The first six seasons of Archer saw the titular agent and his back-up team at private security firm ISIS (hurriedly renamed and then removed from references for fairly obvious real-world reasons) getting into scrapes and hijinks against an ambiguous historical background. Season 6 was the final one for the "classic" Archer set-up, with the crew working for the CIA directly against hostile foreign powers whilst getting into their standard inter-team banter. Season 7 moves the team to Los Angeles and a private detective agency setting, which works well but also feels a little too reminiscent of Season 5's Miami-set "Vice" season.
At the end of Season 7, however, the show takes an abrupt turn for the surreal. Archer is shot and falls into a coma; the subsequent three seasons unfold entirely in his mind (shades of classic British genre shows Life on Mars and Ashes to Ashes) with the regular cast re-conceptualised each time. Season 8, subtitled Dreamland, sees the team in 1947 LA and riffing off classic film noir tropes. Season 9, Danger Island, puts the team on a tropical island. Season 10, Archer 1999, is set in the future with the regular team now crewmembers on a starship.

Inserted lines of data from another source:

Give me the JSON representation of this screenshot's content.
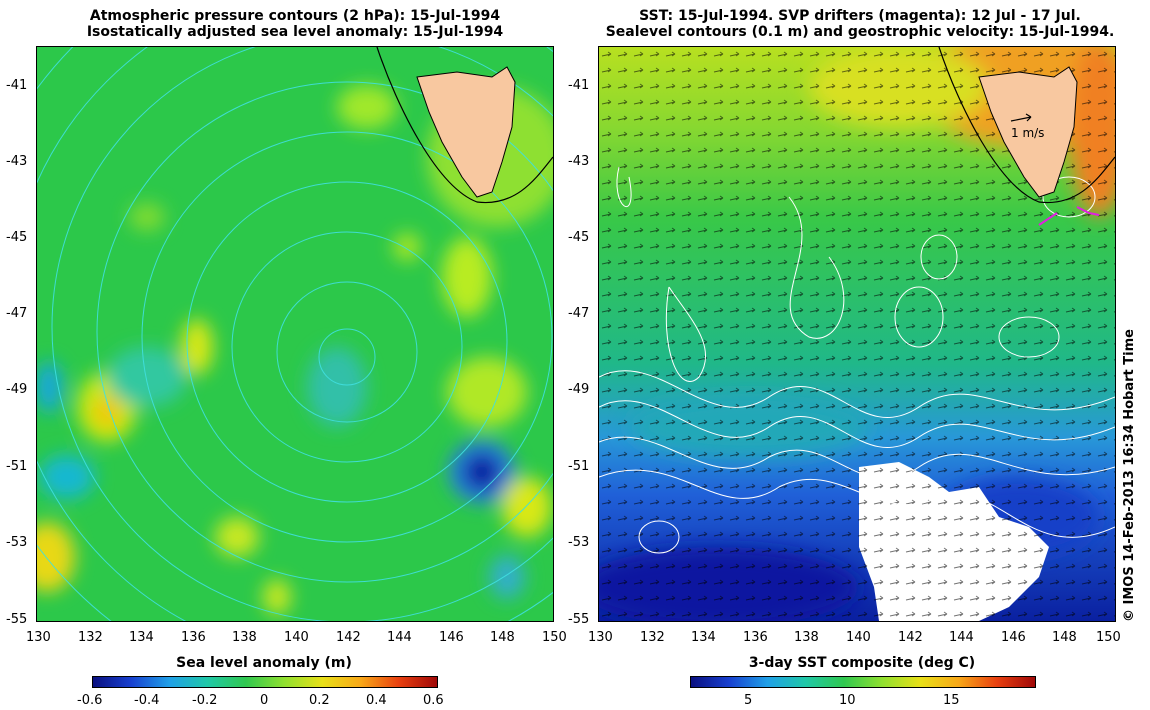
{
  "left": {
    "title_line1": "Atmospheric pressure contours (2 hPa): 15-Jul-1994",
    "title_line2": "Isostatically adjusted sea level anomaly: 15-Jul-1994",
    "colorbar": {
      "label": "Sea level anomaly (m)",
      "ticks": [
        "-0.6",
        "-0.4",
        "-0.2",
        "0",
        "0.2",
        "0.4",
        "0.6"
      ],
      "range": [
        -0.6,
        0.6
      ]
    }
  },
  "right": {
    "title_line1": "SST: 15-Jul-1994. SVP drifters (magenta): 12 Jul - 17 Jul.",
    "title_line2": "Sealevel contours (0.1 m) and geostrophic velocity: 15-Jul-1994.",
    "scale_arrow_label": "1 m/s",
    "colorbar": {
      "label": "3-day SST composite (deg C)",
      "ticks": [
        "5",
        "10",
        "15"
      ],
      "range": [
        2,
        19
      ]
    }
  },
  "axes": {
    "lat_ticks": [
      "-41",
      "-43",
      "-45",
      "-47",
      "-49",
      "-51",
      "-53",
      "-55"
    ],
    "lon_ticks": [
      "130",
      "132",
      "134",
      "136",
      "138",
      "140",
      "142",
      "144",
      "146",
      "148",
      "150"
    ],
    "lat_range": [
      -55,
      -40.2
    ],
    "lon_range": [
      130,
      150
    ]
  },
  "credit": "© IMOS 14-Feb-2013 16:34 Hobart Time",
  "colors": {
    "land": "#f8c8a0",
    "drifter": "#e020e0",
    "contour_left": "#40e0e0",
    "contour_right": "#ffffff"
  }
}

For a show to completely rejig its premise like this and for so long is remarkable, perhaps even unprecedented. Archer was so firmly immersed in the world of spies, espionage and modern pop culture references that yanking the show completely out of it and forcing it into areas away from its comfort zone feels unsettling, but also extremely brave and, when it works, quite inventive. For any show, six seasons and 75 episodes in one milieu is more than enough, so to switch to a new approach helps in keeping the show fresh.

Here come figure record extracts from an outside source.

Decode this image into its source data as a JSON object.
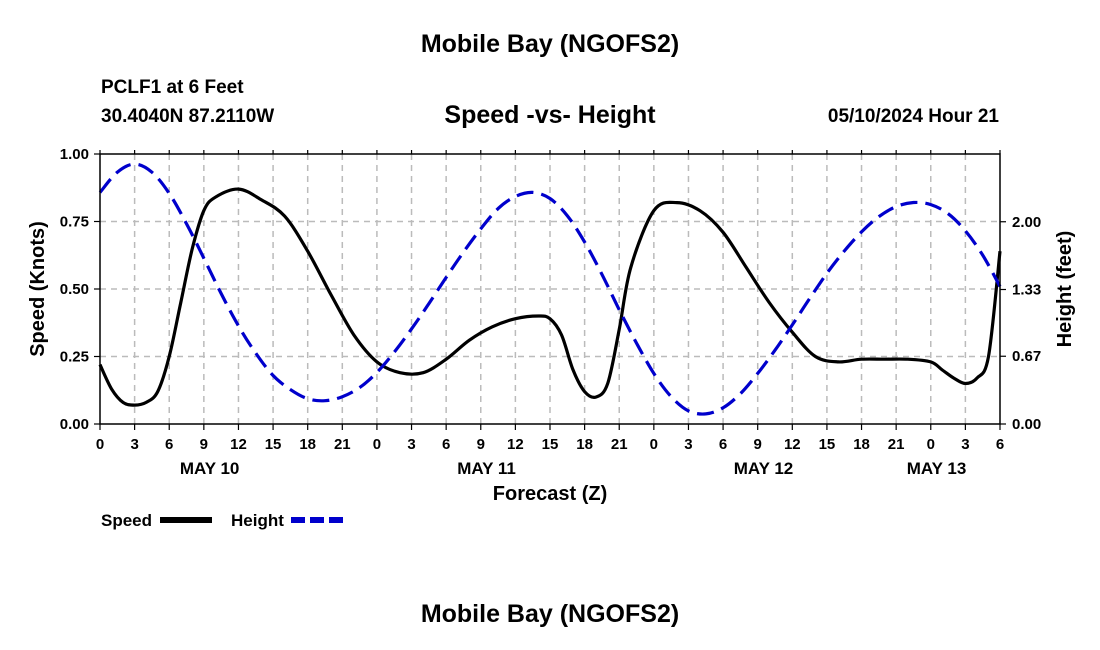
{
  "header": {
    "title": "Mobile Bay (NGOFS2)",
    "station": "PCLF1 at 6 Feet",
    "coords": "30.4040N  87.2110W",
    "subtitle": "Speed -vs- Height",
    "datetime": "05/10/2024 Hour 21"
  },
  "footer": {
    "title": "Mobile Bay (NGOFS2)"
  },
  "chart_data": {
    "type": "line",
    "xlabel": "Forecast (Z)",
    "ylabel_left": "Speed (Knots)",
    "ylabel_right": "Height (feet)",
    "x_range": [
      0,
      78
    ],
    "x_tick_step": 3,
    "x_tick_labels": [
      "0",
      "3",
      "6",
      "9",
      "12",
      "15",
      "18",
      "21",
      "0",
      "3",
      "6",
      "9",
      "12",
      "15",
      "18",
      "21",
      "0",
      "3",
      "6",
      "9",
      "12",
      "15",
      "18",
      "21",
      "0",
      "3",
      "6"
    ],
    "day_labels": [
      {
        "label": "MAY 10",
        "x": 9.5
      },
      {
        "label": "MAY 11",
        "x": 33.5
      },
      {
        "label": "MAY 12",
        "x": 57.5
      },
      {
        "label": "MAY 13",
        "x": 72.5
      }
    ],
    "ylim_left": [
      0,
      1.0
    ],
    "y_ticks_left": [
      0,
      0.25,
      0.5,
      0.75,
      1.0
    ],
    "y_tick_labels_left": [
      "0.00",
      "0.25",
      "0.50",
      "0.75",
      "1.00"
    ],
    "ylim_right": [
      0,
      2.67
    ],
    "y_ticks_right": [
      0,
      0.67,
      1.33,
      2.0
    ],
    "y_tick_labels_right": [
      "0.00",
      "0.67",
      "1.33",
      "2.00"
    ],
    "grid": true,
    "legend": [
      {
        "label": "Speed",
        "color": "#000000",
        "style": "solid"
      },
      {
        "label": "Height",
        "color": "#0000cc",
        "style": "dashed"
      }
    ],
    "series": [
      {
        "name": "Speed",
        "axis": "left",
        "color": "#000000",
        "x": [
          0,
          1,
          2,
          3,
          4,
          5,
          6,
          7,
          8,
          9,
          10,
          12,
          14,
          16,
          18,
          20,
          22,
          24,
          26,
          28,
          30,
          32,
          34,
          36,
          38,
          39,
          40,
          41,
          42,
          43,
          44,
          45,
          46,
          48,
          50,
          52,
          54,
          56,
          58,
          60,
          62,
          64,
          66,
          68,
          70,
          72,
          73,
          74,
          75,
          76,
          77,
          78
        ],
        "values": [
          0.22,
          0.13,
          0.08,
          0.07,
          0.08,
          0.12,
          0.25,
          0.45,
          0.65,
          0.79,
          0.84,
          0.87,
          0.83,
          0.77,
          0.64,
          0.48,
          0.33,
          0.23,
          0.19,
          0.19,
          0.24,
          0.31,
          0.36,
          0.39,
          0.4,
          0.39,
          0.33,
          0.2,
          0.12,
          0.1,
          0.15,
          0.35,
          0.58,
          0.79,
          0.82,
          0.79,
          0.71,
          0.58,
          0.45,
          0.34,
          0.25,
          0.23,
          0.24,
          0.24,
          0.24,
          0.23,
          0.2,
          0.17,
          0.15,
          0.17,
          0.25,
          0.64
        ]
      },
      {
        "name": "Height",
        "axis": "right",
        "color": "#0000cc",
        "x": [
          0,
          1.5,
          3,
          4.5,
          6,
          7.5,
          9,
          10.5,
          12,
          13.5,
          15,
          16.5,
          18,
          19.5,
          21,
          22.5,
          24,
          25.5,
          27,
          28.5,
          30,
          31.5,
          33,
          34.5,
          36,
          37.5,
          39,
          40.5,
          42,
          43.5,
          45,
          46.5,
          48,
          49.5,
          51,
          52.5,
          54,
          55.5,
          57,
          58.5,
          60,
          61.5,
          63,
          64.5,
          66,
          67.5,
          69,
          70.5,
          72,
          73.5,
          75,
          76.5,
          78
        ],
        "values": [
          2.29,
          2.49,
          2.57,
          2.49,
          2.28,
          1.98,
          1.64,
          1.29,
          0.97,
          0.7,
          0.48,
          0.34,
          0.25,
          0.23,
          0.27,
          0.36,
          0.51,
          0.71,
          0.94,
          1.19,
          1.45,
          1.7,
          1.93,
          2.13,
          2.25,
          2.29,
          2.23,
          2.06,
          1.8,
          1.48,
          1.13,
          0.8,
          0.5,
          0.27,
          0.13,
          0.1,
          0.16,
          0.3,
          0.5,
          0.73,
          0.98,
          1.24,
          1.49,
          1.71,
          1.9,
          2.05,
          2.15,
          2.19,
          2.17,
          2.08,
          1.91,
          1.67,
          1.36
        ]
      }
    ]
  }
}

Or at least it should. Truth be told, these latter four seasons of Archer are a mixed bag. Season 7 feels very much like a reheated version of Season 5 and very little of the season's storylines or characters have remained memorable. Fun to watch in the moment, but a little too reliant on running gags. The three "concept" seasons are all better, and there's a lot of fun seeing the characters reimagined in new situations. However, the characters quickly fall back into their more familiar roles and a lot of the running gags and repetitive character tics from earlier seasons return. There's no denying that the "high concept" idea does inject fresh energy to the show at a moment when it was running out, but it doesn't solve all of the problems.
Of the three high concept seasons, Archer 1999 is by far the best. Putting the team on a spaceship is a brilliant idea and allows the writers to bring in a lot of new concepts that they couldn't touch previously. It features some of the best laughs since the show's early seasons, with Mr. Deadly Goes to Town (starring the incomparable Matt Berry as the titular Mr. Deadly, a sentient bomb who just wants someone to detonate him) being a stand-out moment. Danger Island is okay, but it feels like we visited a lot of these ideas in previous seasons when Archer had to go to exotic locations to undertake one-off missions. Dreamland has a lot of promise but the noir setting isn't really compatible with Archer's usually cynical and biting humour, so it does go to waste a little.
If the three high concept seasons don't entirely work as intended, they still help keep Archer (***½) fresh, and it's good to see that at the end of Season 10 the idea is put to bed permanently. Season 11 should see the return of the "real" world and Archer catching up with everyone over what has happened in the past three years should hopefully result in a more interesting show. The series airs on Netflix in the UK and FXX in the United States.